Baltimore-based SpotCrime seeks to provide update crime info for people at the neighborhood level, and in doing so worked with police departments to open up and standardize data.
Drane said the service now pushes 300 million crime alert emails annually to subscribers, and has access to data from more than 1,000 police agencies.
The team is still working to expand. In the last six months it released a mobile app, called MyLocalCrime, which is available via both Google Play and the App Store. Along with a website and email, it offers another way for citizens to view crime information and a map about where it’s located, and has tools to share data and send in crime tips.
SpotCrime is also adding new datasets: Recently, SpotCrime added a nationwide database of suspects who are on police’s Most Wanted list. Drane said it’s a chance to share data that police see as important to reach the public.
“The priority is high and what we’re doing is geolocating it so not matter where you are in the nation, you can see individuals who are most wanted in your area,” he said.
By providing the data, people can have a chance to report back if they see something — though Drane emphasizes that citizens should report any whereabouts to police, and not take matters into their own hands. (We saw a related discussion play out with the launch of the Citizen crime tracking app, fka Vigilante.)
In early 2020, SpotCrime is also planning to add a database of cold cases that provide information about high profile-yet-unsolved crimes.
Bringing new tools for sharing data to the public helps get more information out. It’s one way that SpotCrime is working to expand access. Drane said the company is also looking to work with more smaller police departments, as it already has many large cities in its database.
Drane is also passionate about democratizing access. That means not only pushing for more police agencies to share data, but making the reporting easier to read.

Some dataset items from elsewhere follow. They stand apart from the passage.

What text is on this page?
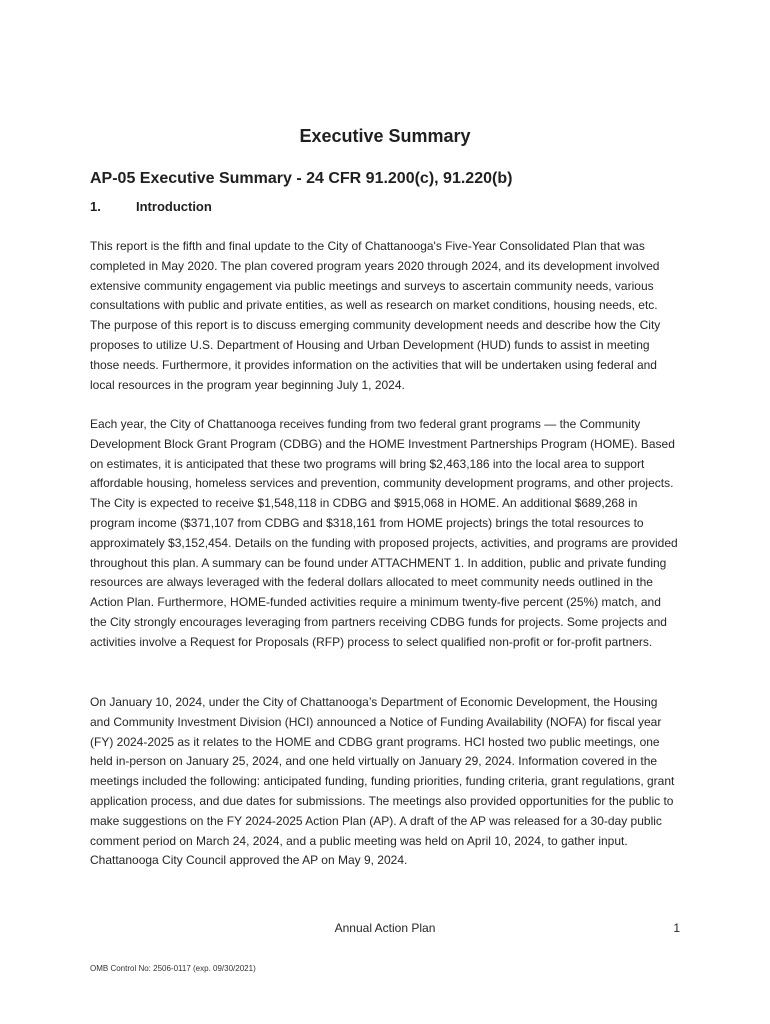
Executive Summary
AP-05 Executive Summary - 24 CFR 91.200(c), 91.220(b)
1.	Introduction

This report is the fifth and final update to the City of Chattanooga's Five-Year Consolidated Plan that was completed in May 2020. The plan covered program years 2020 through 2024, and its development involved extensive community engagement via public meetings and surveys to ascertain community needs, various consultations with public and private entities, as well as research on market conditions, housing needs, etc. The purpose of this report is to discuss emerging community development needs and describe how the City proposes to utilize U.S. Department of Housing and Urban Development (HUD) funds to assist in meeting those needs. Furthermore, it provides information on the activities that will be undertaken using federal and local resources in the program year beginning July 1, 2024.

Each year, the City of Chattanooga receives funding from two federal grant programs — the Community Development Block Grant Program (CDBG) and the HOME Investment Partnerships Program (HOME). Based on estimates, it is anticipated that these two programs will bring $2,463,186 into the local area to support affordable housing, homeless services and prevention, community development programs, and other projects. The City is expected to receive $1,548,118 in CDBG and $915,068 in HOME. An additional $689,268 in program income ($371,107 from CDBG and $318,161 from HOME projects) brings the total resources to approximately $3,152,454. Details on the funding with proposed projects, activities, and programs are provided throughout this plan. A summary can be found under ATTACHMENT 1. In addition, public and private funding resources are always leveraged with the federal dollars allocated to meet community needs outlined in the Action Plan. Furthermore, HOME-funded activities require a minimum twenty-five percent (25%) match, and the City strongly encourages leveraging from partners receiving CDBG funds for projects. Some projects and activities involve a Request for Proposals (RFP) process to select qualified non-profit or for-profit partners.

On January 10, 2024, under the City of Chattanooga’s Department of Economic Development, the Housing and Community Investment Division (HCI) announced a Notice of Funding Availability (NOFA) for fiscal year (FY) 2024-2025 as it relates to the HOME and CDBG grant programs. HCI hosted two public meetings, one held in-person on January 25, 2024, and one held virtually on January 29, 2024. Information covered in the meetings included the following: anticipated funding, funding priorities, funding criteria, grant regulations, grant application process, and due dates for submissions. The meetings also provided opportunities for the public to make suggestions on the FY 2024-2025 Action Plan (AP). A draft of the AP was released for a 30-day public comment period on March 24, 2024, and a public meeting was held on April 10, 2024, to gather input. Chattanooga City Council approved the AP on May 9, 2024.

Annual Action Plan	1
OMB Control No: 2506-0117 (exp. 09/30/2021)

“Every police department pushes out their data in a different format and has a different philosophy and different technology,” Drane said. One of the things I’m pushing for is actually to destroy the value that SpotCrime creates by having every police department put out a spreadsheet in a uniform manner of stuff they did the day before.”
Such a standardized police blotter would make data easier to access for all, even though it wouldn’t require the formatting work that makes SpotCrime unique.
This remains a longer-term push, but it’s one that’s been consistent for Drane since the start. He said having access to more information plays a role in increasing trust between the public and law enforcement.
“The best way to do that is transparency,” he said.